If you're not using any logging framework yet, use Logback by adding this Maven dependency (there is no need to add an extra bridge dependency):
<dependency>
<groupId>ch.qos.logback</groupId>
<artifactId>logback-classic</artifactId>
<version>1.x</version>
</dependency>
Configure the logging level on the org.optaplanner
package in your
logback.xml
file:
<configuration>
<logger name="org.optaplanner" level="debug"/>
...
<configuration>
If instead, you're still using Log4J 1.x (and you don't want to switch to its faster successor, Logback), add the bridge dependency:
<dependency>
<groupId>org.slf4j</groupId>
<artifactId>slf4j-log4j12</artifactId>
<version>1.x</version>
</dependency>
And configure the logging level on the package org.optaplanner
in your
log4j.xml
file:
<log4j:configuration xmlns:log4j="http://jakarta.apache.org/log4j/">
<category name="org.optaplanner">
<priority value="debug" />
</category>
...
</log4j:configuration>
In a multitenant application, multiple Solver
instances might be running at the same
time. To separate their logging into distinct files, surround the solve()
call with an MDC:
MDC.put("tenant.name",tenantName);
solver.solve(planningProblem);
Solution bestSolution = solver.getBestSolution();
MDC.remove("tenant.name");
Then configure your logger to use different files for each ${tenant.name}
. For example
in Logback, use a SiftingAppender
in logback.xml
:
<appender name="fileAppender" class="ch.qos.logback.classic.sift.SiftingAppender">
<discriminator>
<key>tenant.name</key>
<defaultValue>unknown</defaultValue>
</discriminator>
<sift>
<appender name="fileAppender.${tenant.name}" class="...FileAppender">
<file>local/log/optaplanner-${tenant.name}.log</file>
...
</appender>
</sift>
</appender>
Many heuristics and metaheuristics depend on a pseudorandom number generator for move selection, to resolve
score ties, probability based move acceptance, ... During solving, the same Random
instance is
reused to improve reproducibility, performance and uniform distribution of random values.

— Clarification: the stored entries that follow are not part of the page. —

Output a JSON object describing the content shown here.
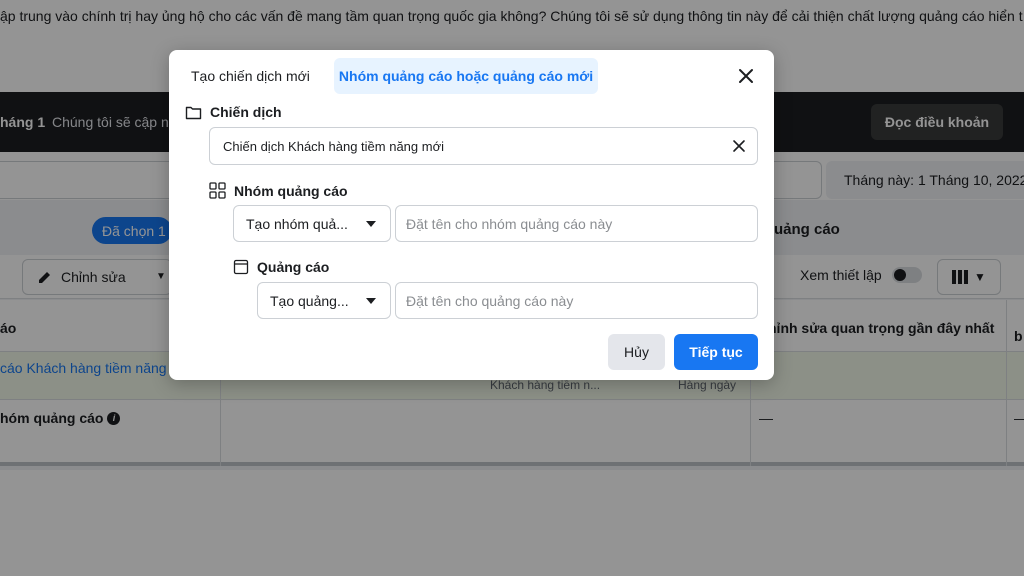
{
  "background": {
    "notice_text": "ập trung vào chính trị hay ủng hộ cho các vấn đề mang tầm quan trọng quốc gia không? Chúng tôi sẽ sử dụng thông tin này để cải thiện chất lượng quảng cáo hiển t",
    "banner": {
      "label_bold": "háng 1",
      "label_text": "Chúng tôi sẽ cập n",
      "terms_button": "Đọc điều khoản"
    },
    "date_range": "Tháng này: 1 Tháng 10, 2022",
    "selected_pill": "Đã chọn 1",
    "right_title": "uảng cáo",
    "toolbar": {
      "edit_label": "Chỉnh sửa",
      "view_setup_label": "Xem thiết lập"
    },
    "table": {
      "header_col1": "áo",
      "header_col2": "hỉnh sửa quan trọng gần đây nhất",
      "header_col3": "b",
      "row1_name": "cáo Khách hàng tiềm năng r",
      "row1_sub1": "Khách hàng tiềm n...",
      "row1_sub2": "Hàng ngày",
      "row2_name": "hóm quảng cáo",
      "row2_dash1": "—",
      "row2_dash2": "—"
    }
  },
  "modal": {
    "tabs": [
      {
        "label": "Tạo chiến dịch mới",
        "active": false
      },
      {
        "label": "Nhóm quảng cáo hoặc quảng cáo mới",
        "active": true
      }
    ],
    "campaign": {
      "heading": "Chiến dịch",
      "value": "Chiến dịch Khách hàng tiềm năng mới"
    },
    "ad_set": {
      "heading": "Nhóm quảng cáo",
      "select_label": "Tạo nhóm quả...",
      "placeholder": "Đặt tên cho nhóm quảng cáo này"
    },
    "ad": {
      "heading": "Quảng cáo",
      "select_label": "Tạo quảng...",
      "placeholder": "Đặt tên cho quảng cáo này"
    },
    "buttons": {
      "cancel": "Hủy",
      "continue": "Tiếp tục"
    }
  },
  "colors": {
    "accent": "#1877f2",
    "accent_tint": "#e7f3ff",
    "overlay": "rgba(0,0,0,0.42)"
  }
}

To change the random seed of that Random
instance, specify a
randomSeed
:
<solver>
<randomSeed>0</randomSeed>
...
</solver>
To change the pseudorandom number generator implementation, specify a randomType
:
<solver>
<randomType>MERSENNE_TWISTER</randomType>
...
</solver>
The following types are supported:
JDK
(default): Standard implementation (java.util.Random
).
MERSENNE_TWISTER
: Implementation by Commons Math.
WELL512A
, WELL1024A
, WELL19937A
,
WELL19937C
, WELL44497A
and WELL44497B
: Implementation
by Commons Math.
For most use cases, the randomType has no significant impact on the average quality of the best solution on multiple datasets. If you want to confirm this on your use case, use the benchmarker.